University Archives, Records Management, and Special Collections
The University Archives serves as the official memory of the Chicago State University community and is charged with preserving historical materials from the University’s past and present. Our special collections are focused primarily on African American history, literature and politics; Chicago neighborhood history; and the history of education. Collections include:
- Gwendolyn Brooks Black Writers’ Conference Audiovisual Collection: This collection documents over 20 years of one of the earliest conferences of its kind and includes rare footage of poets, writers, scholars, creatives, and enthusiasts of Black culture. Founded in 1991, the conference was an annual pilgrimage to honor the enduring legacy of Gwendolyn Brooks, noted poet the first Black person to ever win the Pulitzer Prize who served as the Illinois Poet Laureate for over 30 years as well as Distinguished Professor of English at CSU. The conference is the product of CSU’s Gwendolyn Brooks Center (GBC) for Black Literature and Creative Writing, founded in 1990, which was the first center at an academic institution to focus solely on researching, teaching, and disseminating information about acclaimed Black literary tradition. Many centers that now focus on this, modeled after the GBC, including establishing other Black Writers Conferences. After an over 8-year hiatus, the conference was reestablished in 2018 as a biannual event that continues to explore of Black literature in the worlds of yesterday, today and tomorrow.

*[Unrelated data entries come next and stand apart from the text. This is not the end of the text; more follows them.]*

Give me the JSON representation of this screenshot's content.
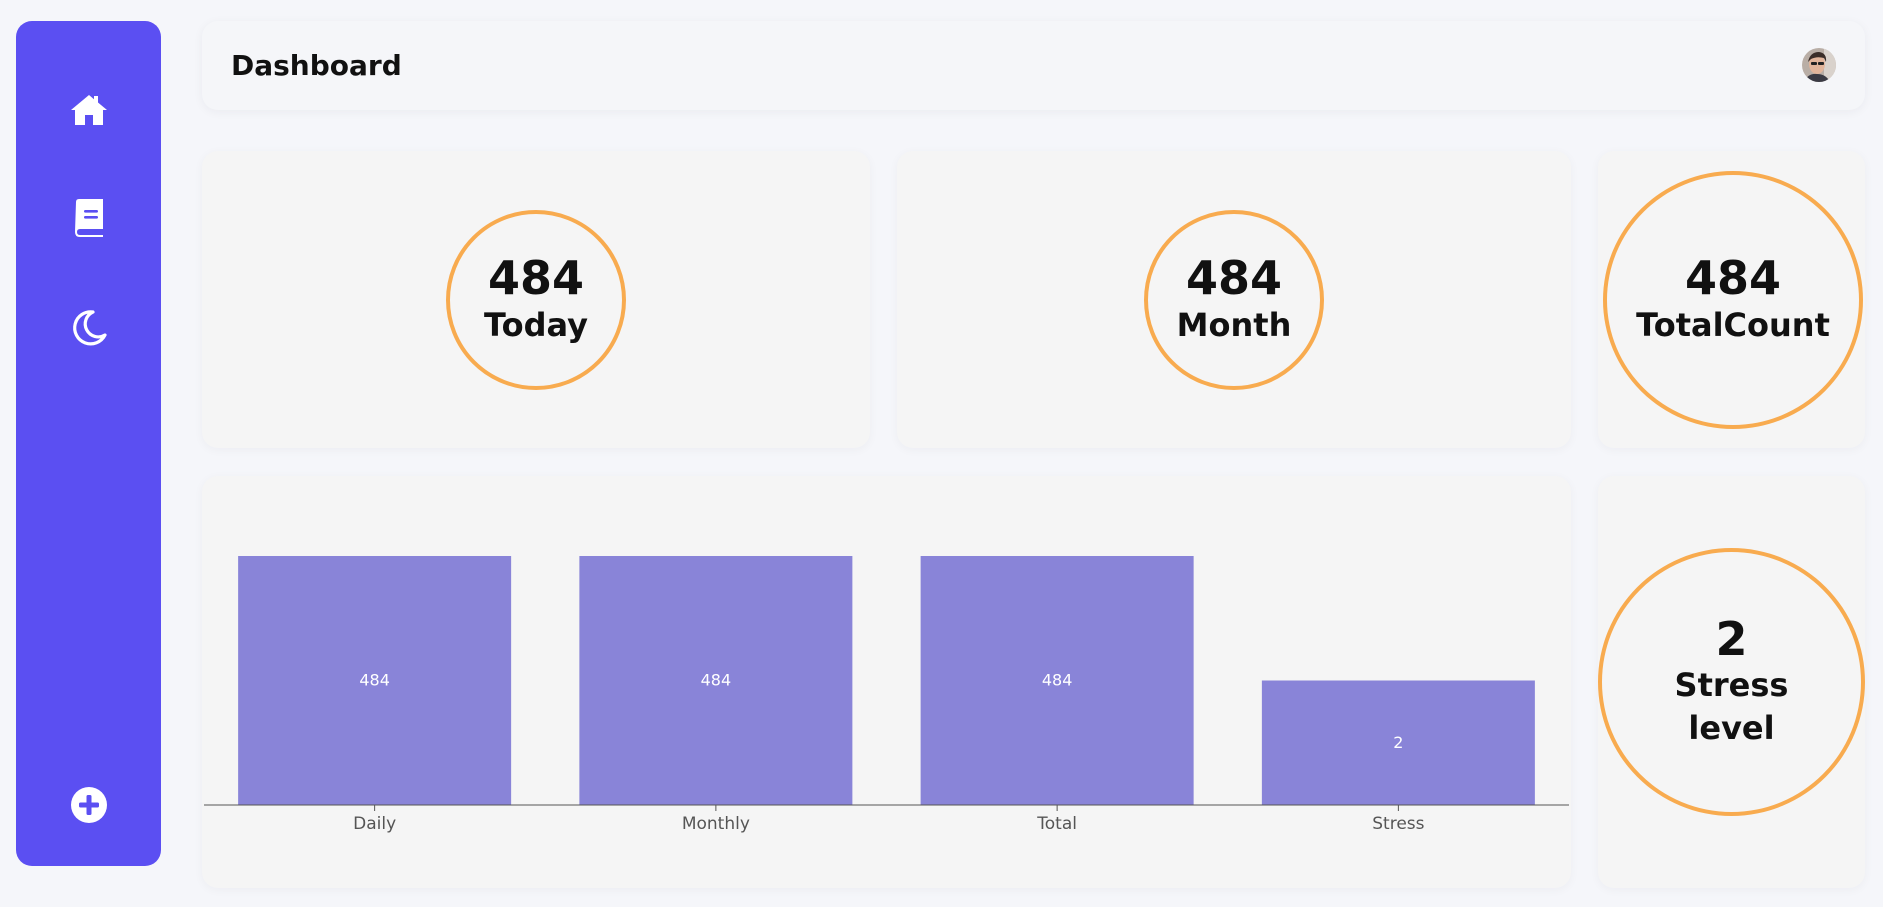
{
  "sidebar": {
    "items": [
      {
        "icon": "home-icon"
      },
      {
        "icon": "book-icon"
      },
      {
        "icon": "moon-icon"
      },
      {
        "icon": "plus-circle-icon"
      }
    ]
  },
  "header": {
    "title": "Dashboard",
    "avatar": "user-avatar"
  },
  "stats": {
    "today": {
      "value": "484",
      "label": "Today"
    },
    "month": {
      "value": "484",
      "label": "Month"
    },
    "total": {
      "value": "484",
      "label": "TotalCount"
    },
    "stress": {
      "value": "2",
      "label_line1": "Stress",
      "label_line2": "level"
    }
  },
  "colors": {
    "sidebar": "#5b4ff2",
    "ring": "#f8ab4f",
    "bar": "#8984d8"
  },
  "chart_data": {
    "type": "bar",
    "categories": [
      "Daily",
      "Monthly",
      "Total",
      "Stress"
    ],
    "values": [
      484,
      484,
      484,
      2
    ],
    "data_labels": [
      "484",
      "484",
      "484",
      "2"
    ],
    "title": "",
    "xlabel": "",
    "ylabel": ""
  }
}
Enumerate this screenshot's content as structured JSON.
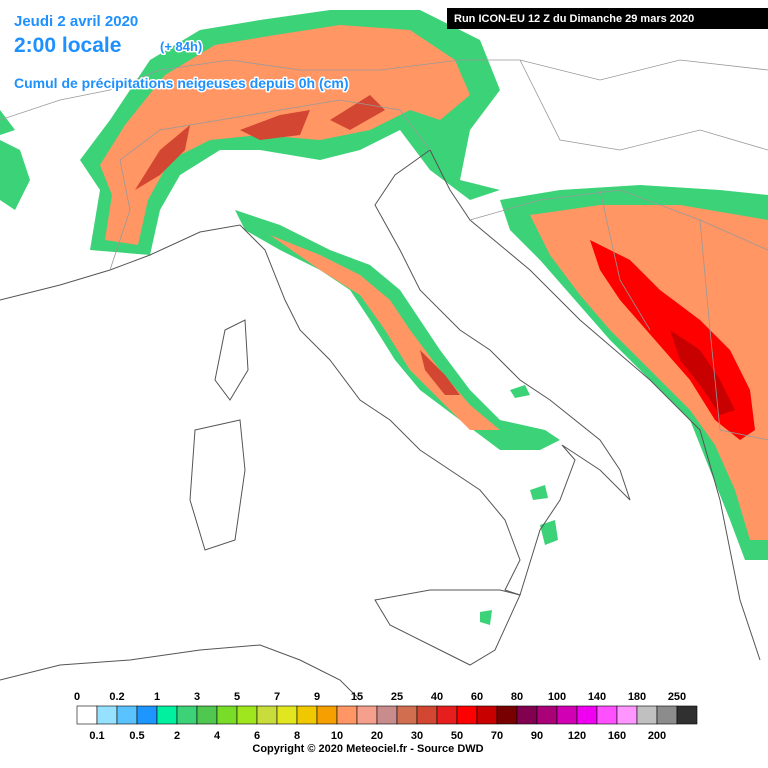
{
  "header": {
    "date": "Jeudi 2 avril 2020",
    "time": "2:00 locale",
    "lead": "(+ 84h)",
    "subtitle": "Cumul de précipitations neigeuses depuis 0h (cm)"
  },
  "run": "Run ICON-EU 12 Z du Dimanche 29 mars 2020",
  "legend": {
    "thresholds": [
      0,
      0.1,
      0.2,
      0.5,
      1,
      2,
      3,
      4,
      5,
      6,
      7,
      8,
      9,
      10,
      15,
      20,
      25,
      30,
      40,
      50,
      60,
      70,
      80,
      90,
      100,
      120,
      140,
      160,
      180,
      200,
      250
    ],
    "colors": [
      "#ffffff",
      "#96e1ff",
      "#5ac3ff",
      "#1e96ff",
      "#00f0a0",
      "#3cd278",
      "#50c850",
      "#78dc28",
      "#a0e61e",
      "#c8dc3c",
      "#e1e61e",
      "#f0c800",
      "#f5a000",
      "#ff9664",
      "#f5a08c",
      "#c88c8c",
      "#d26e50",
      "#d24632",
      "#e61e1e",
      "#ff0000",
      "#c80000",
      "#780000",
      "#820050",
      "#aa0078",
      "#d200b4",
      "#f000f0",
      "#ff50ff",
      "#ff96ff",
      "#c0c0c0",
      "#8c8c8c",
      "#303030"
    ]
  },
  "copyright": "Copyright © 2020 Meteociel.fr - Source DWD"
}
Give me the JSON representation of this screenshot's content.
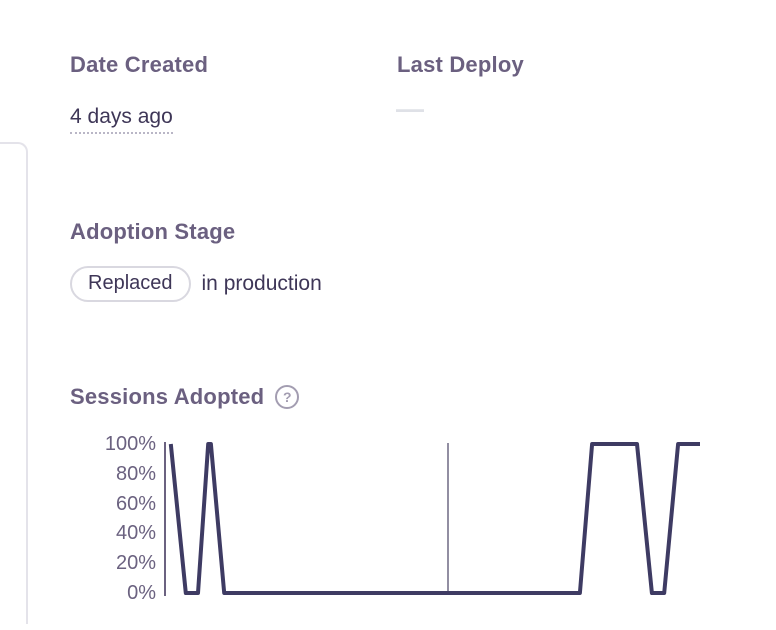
{
  "meta": {
    "date_created": {
      "label": "Date Created",
      "value": "4 days ago"
    },
    "last_deploy": {
      "label": "Last Deploy",
      "empty_value": "—"
    }
  },
  "adoption": {
    "label": "Adoption Stage",
    "stage": "Replaced",
    "context": "in production"
  },
  "sessions": {
    "label": "Sessions Adopted",
    "help_glyph": "?"
  },
  "colors": {
    "heading": "#6b6080",
    "body_text": "#3e3657",
    "line": "#3e3b63",
    "marker_line": "#6f6984",
    "axis": "#6b6280",
    "badge_border": "#d9d8e0",
    "card_border": "#e4e3ea",
    "placeholder_dash": "#dfe1e7"
  },
  "chart_data": {
    "type": "line",
    "title": "Sessions Adopted",
    "xlabel": "",
    "ylabel": "",
    "ylim": [
      0,
      100
    ],
    "grid": false,
    "legend": "none",
    "y_ticks": [
      "100%",
      "80%",
      "60%",
      "40%",
      "20%",
      "0%"
    ],
    "series": [
      {
        "name": "sessions_adopted_pct",
        "points_x_pct_value": [
          [
            0.9,
            100
          ],
          [
            3.7,
            0
          ],
          [
            6.0,
            0
          ],
          [
            7.9,
            100
          ],
          [
            8.4,
            100
          ],
          [
            10.9,
            0
          ],
          [
            77.5,
            0
          ],
          [
            79.8,
            100
          ],
          [
            88.2,
            100
          ],
          [
            91.0,
            0
          ],
          [
            93.3,
            0
          ],
          [
            95.9,
            100
          ],
          [
            100,
            100
          ]
        ]
      }
    ],
    "marker_x_pct": 52.8
  }
}
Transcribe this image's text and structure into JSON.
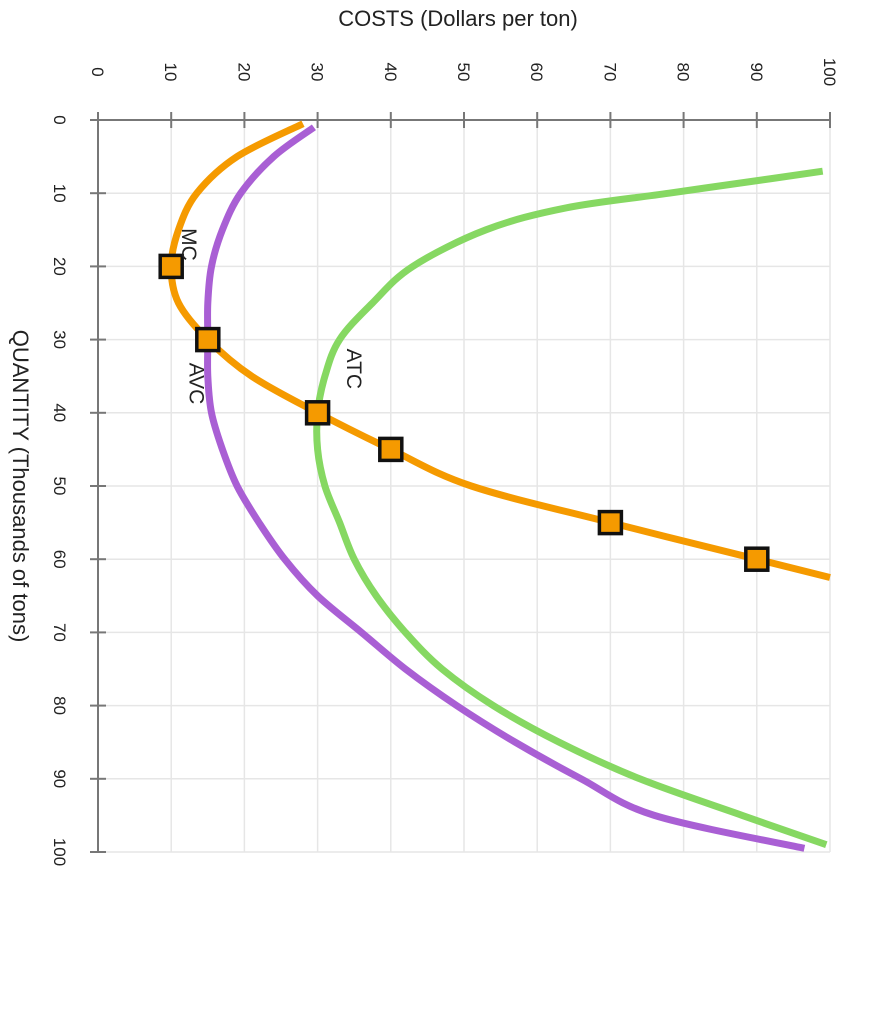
{
  "chart_data": {
    "type": "line",
    "orientation": "rotated-90-clockwise",
    "xlabel": "QUANTITY (Thousands of tons)",
    "ylabel": "COSTS (Dollars per ton)",
    "xlim": [
      0,
      100
    ],
    "ylim": [
      0,
      100
    ],
    "xticks": [
      0,
      10,
      20,
      30,
      40,
      50,
      60,
      70,
      80,
      90,
      100
    ],
    "yticks": [
      0,
      10,
      20,
      30,
      40,
      50,
      60,
      70,
      80,
      90,
      100
    ],
    "grid": true,
    "series": [
      {
        "name": "MC",
        "color": "#f59a00",
        "points": [
          [
            0.5,
            28
          ],
          [
            5,
            19
          ],
          [
            10,
            13.5
          ],
          [
            15,
            11
          ],
          [
            20,
            10
          ],
          [
            25,
            11
          ],
          [
            30,
            15
          ],
          [
            35,
            21
          ],
          [
            40,
            30
          ],
          [
            45,
            40
          ],
          [
            50,
            51
          ],
          [
            55,
            70
          ],
          [
            60,
            90
          ],
          [
            62.5,
            100
          ]
        ],
        "markers": [
          [
            20,
            10
          ],
          [
            30,
            15
          ],
          [
            40,
            30
          ],
          [
            45,
            40
          ],
          [
            55,
            70
          ],
          [
            60,
            90
          ]
        ]
      },
      {
        "name": "AVC",
        "color": "#a95fd4",
        "points": [
          [
            1,
            29.5
          ],
          [
            5,
            24
          ],
          [
            10,
            19.5
          ],
          [
            15,
            17
          ],
          [
            20,
            15.5
          ],
          [
            25,
            15
          ],
          [
            30,
            15
          ],
          [
            35,
            15
          ],
          [
            40,
            15.5
          ],
          [
            45,
            17
          ],
          [
            50,
            19
          ],
          [
            55,
            22
          ],
          [
            60,
            25.5
          ],
          [
            65,
            30
          ],
          [
            70,
            36
          ],
          [
            75,
            42
          ],
          [
            80,
            49
          ],
          [
            85,
            57
          ],
          [
            90,
            66
          ],
          [
            95,
            76
          ],
          [
            99.5,
            96.5
          ]
        ]
      },
      {
        "name": "ATC",
        "color": "#86d862",
        "points": [
          [
            7,
            99
          ],
          [
            8,
            92
          ],
          [
            10,
            78
          ],
          [
            12,
            64
          ],
          [
            15,
            53
          ],
          [
            20,
            43
          ],
          [
            25,
            37.5
          ],
          [
            30,
            33
          ],
          [
            35,
            31
          ],
          [
            40,
            30
          ],
          [
            45,
            30
          ],
          [
            50,
            31
          ],
          [
            55,
            33
          ],
          [
            60,
            35
          ],
          [
            65,
            38
          ],
          [
            70,
            42
          ],
          [
            75,
            47
          ],
          [
            80,
            54
          ],
          [
            85,
            63
          ],
          [
            90,
            74
          ],
          [
            95,
            88
          ],
          [
            99,
            99.5
          ]
        ]
      }
    ]
  }
}
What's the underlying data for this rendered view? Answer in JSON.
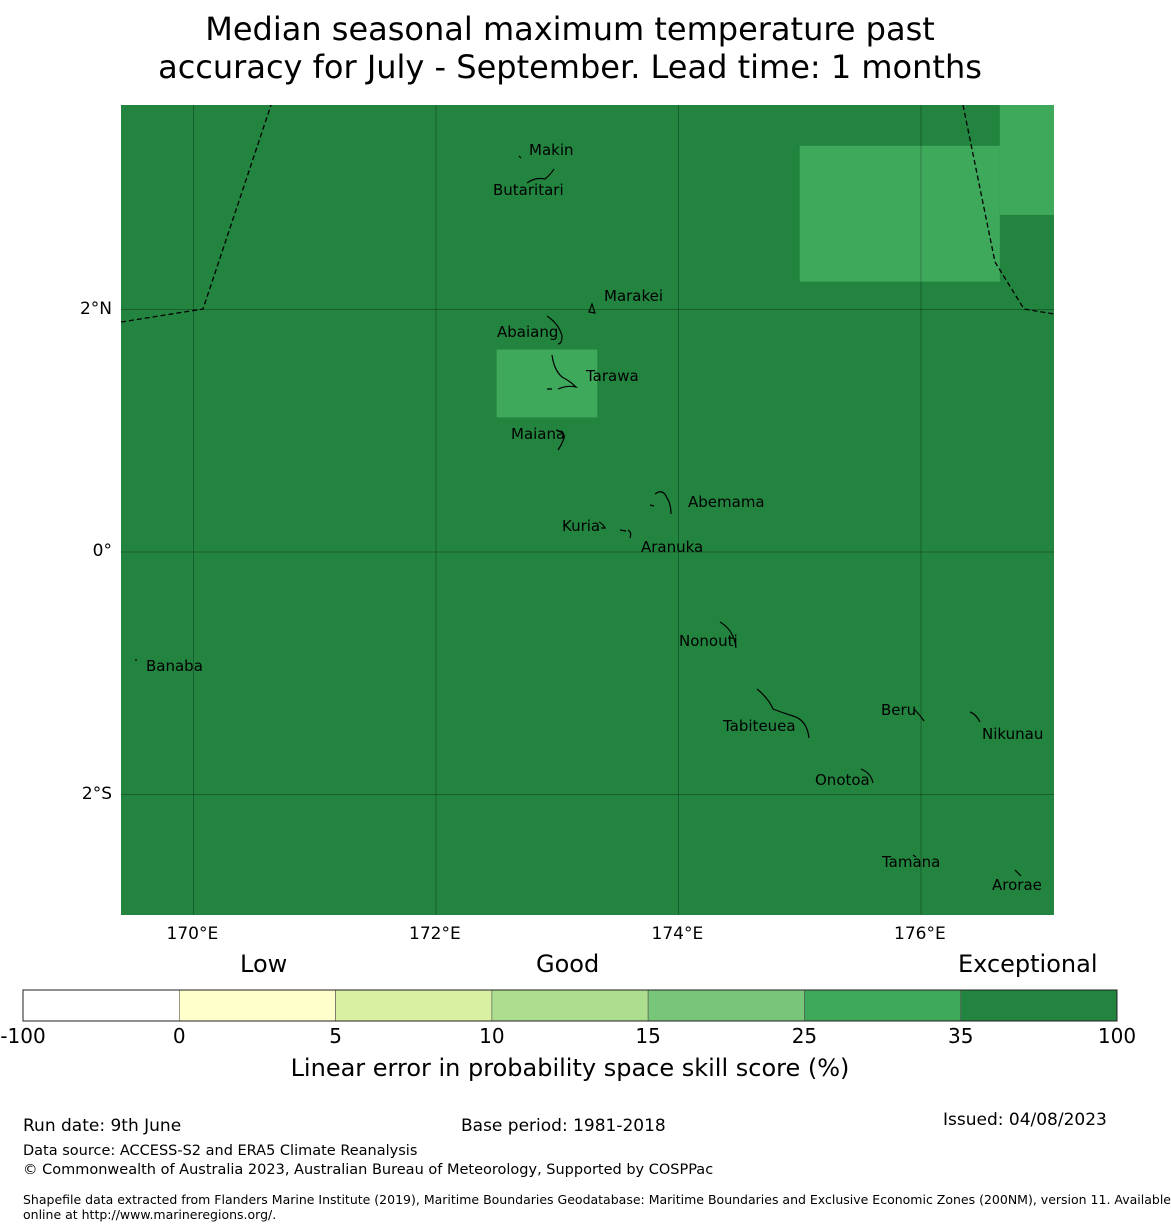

- Lerone Bennett, Jr. Papers: This collection includes correspondence, memos, photographs, artifacts and ephemera that documents the work of noted journalist, author, social historian, and scholar Lerone Bennett, Jr., with a specific focus on his extensive career at Johnson Publishing Company as Executive Editor of Ebony Magazine.
- The Provident Hospital Collection documents the history of the first African American privately-owned hospital in the nation.
- Maxwell Street Photographic Collection: A growing photograph collection that reflects the history of the thriving market street on Chicago’s West Side.
- The Illinois Leadership Collection features the papers of the Illinois Legislative Black Caucus and several of its members who served in the Illinois General Assembly.
- Thomas H. Wirth Collection of 18th and 19th century African-Americana. Included are rare first editions by authors like Phillis Wheatley, John Marrant, David Walker, Frederick Douglass, William Wells Brown, Henry O. Flipper, and Sojourner Truth.
- R. Eugene and Alzata C. Pincham Collection: R. Eugene Pincham was a pioneering African American civil rights attorney, judge of the Circuit Court of Cook County, Illinois, Justice of the Appellate Court of Illinois, and ardent critic of the U.S. criminal justice system. The papers and writing include transcripts of Pincham’s trials during his time as an Illinois attorney and preserved scrapbooks with over 50 years of career accomplishments.